Analog isn’t broken

Sally Kerrigan
Reading Notes
Published in
4 min readMar 12, 2013

I can only imagine how strange it must feel to be a living famous author (first of all) whose donated archival collection is now the subject of multiple scholarly reflections. Most of us have the freedom to be our own life’s historians and experts.

I read with interest Mark L. Sample’s “Unseen and Unremarked On: Don DeLillo and the Failure of the Digital Humanities,” which is a meandering reflection on being a scholar of a living writer in the time of “digital humanities” initiatives—specifically when your chosen writer is one who actively resists digitization in the interest of remaining fully analog.

Sample describes the considerable physical size of DeLillo’s archival collection, which is meticulously organized and features surprises such as rejection letters amid the drafts of his books. Based at the University of Texas at Austin, the archive is open to the public, but there are no plans to digitize the content—quite the opposite, in fact, as copyright restrictions and DeLillo’s own wishes will likely keep the records in the analog-only realm for many years yet.

Sample studied at the University of Pennsylvania and wrote his doctoral dissertation on DeLillo’s early fiction. In this article, he develops three different “timelines” documenting DeLillo’s professional history: the first, a straightforward roundup of published works; the second, a record of notable finds from the archives; and the third, a playful timeline of “potential events” that did not happen, but could have.

His argument here is basically that authors like DeLillo exist outside of the realm that could be considered part of the “digital humanities”—as long as DeLillo chooses to keep his archival collection analog-only, digital scholars won’t see it. They’ll only see the first of those three timelines.

This seems like almost a non-problem, but Sample clarifies:

The failure of the digital humanities to which I refer in my chapter title is not the failure to be able to do with DeLillo what we can do with Whitman or Blake. The failure is simply that nobody is talking about this disconnect. If the digital humanities are to be the future of the humanities, then we should be talking about what it means that a significant group of contemporary writers and thinkers are not a part of this future, at least not yet.

Unfortunately, the simplest answer to this question is that the definition of “digital humanities” is probably too short-sighted. I’m not honestly sure what Sample’s definition of the digital humanities might be, but can’t be the future of all literary research. As long as we’re analog creatures ourselves, we’re going to have to expect some of our literary works may never leave the realm of the physical and finite.

In White Noise, Jack Gladney and Winnie discuss Dylar, a pill that treats a paralyzing fear of death:

Isn’t death the boundary we need? Doesn’t it give a precious texture to life, a sense of definition? You have to ask yourself whether anything you do in this life would have beauty and meaning without the knowledge you carry of a final line, a border or limit.

It may be overreaching to apply this level of poetry to archival distribution methods—obviously, DeLillo could have simply lit all his drafts on fire if he weren’t at least partly a believer in historical record-keeping—but talks of permanence are commonplace among digital archivists, and I think sometimes these discussions overlook the legitimate connection that people have to the analog original. Is that connection stronger because we sense that the originals are fragile, and have a life expectancy?

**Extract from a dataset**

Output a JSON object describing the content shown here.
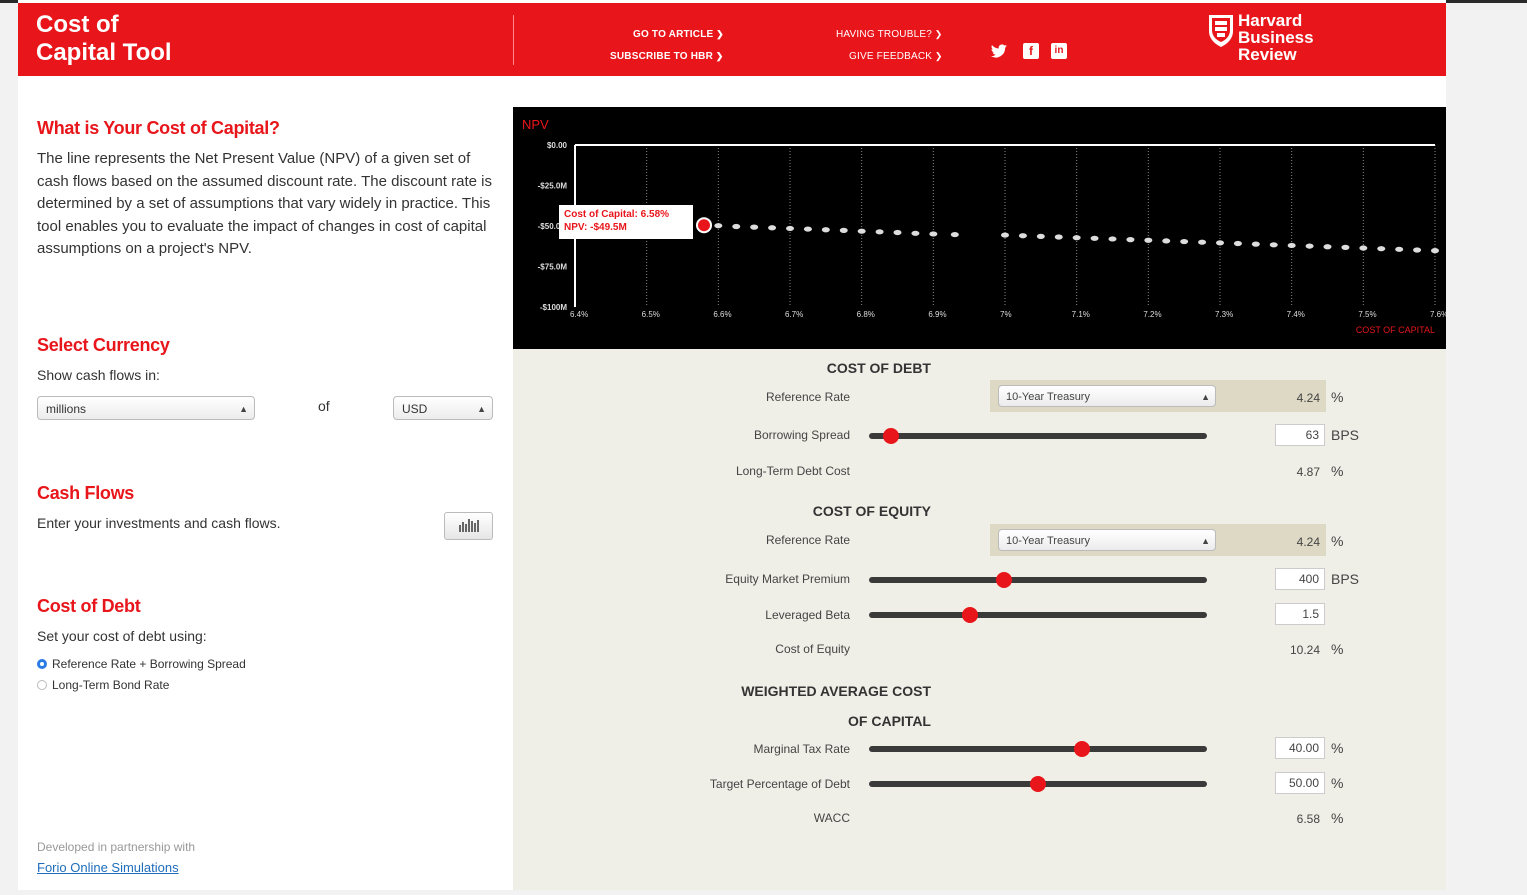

DeLillo may well be more concerned about the risk of digital materials ending up on some torrent site for lit geeks; if nothing else, his agent should certainly have that in mind. But I think there’s more than legal protection or technophobia at play with this resistance towards digitization.

Sample, to his credit, seems to sense this as well; he offers the challenge not to DeLillo, or the University of Texas archivists, but to the digital humanities—which seems to me a nebulous entity to address. He asks, in short, how the digital humanities can be a legitimate means of scholarship when some known authors are consciously not a part of it.

Considering the “failure” in his subtitle, Sample seems to be responding to a declaration that the digital humanities have been successful in bringing solid literary scholarship to the digital realm; in his opinion, this declaration is untrue, because placing that kind of importance on digitization in the first place marginalizes important authors like DeLillo, and overlooks so many aspects of their lives’ work.

DeLillo’s opting-out from this digitization scramble has the effect of making all the effort look foolish and paranoid—almost like something one of his characters would do. The internet in the DeLillo universe could be some kind of mutually-agreed-upon mass fiction, like printed money—something fetishized and seemingly important but essentially meaningless. I’m actually a little surprised he doesn’t write about it more.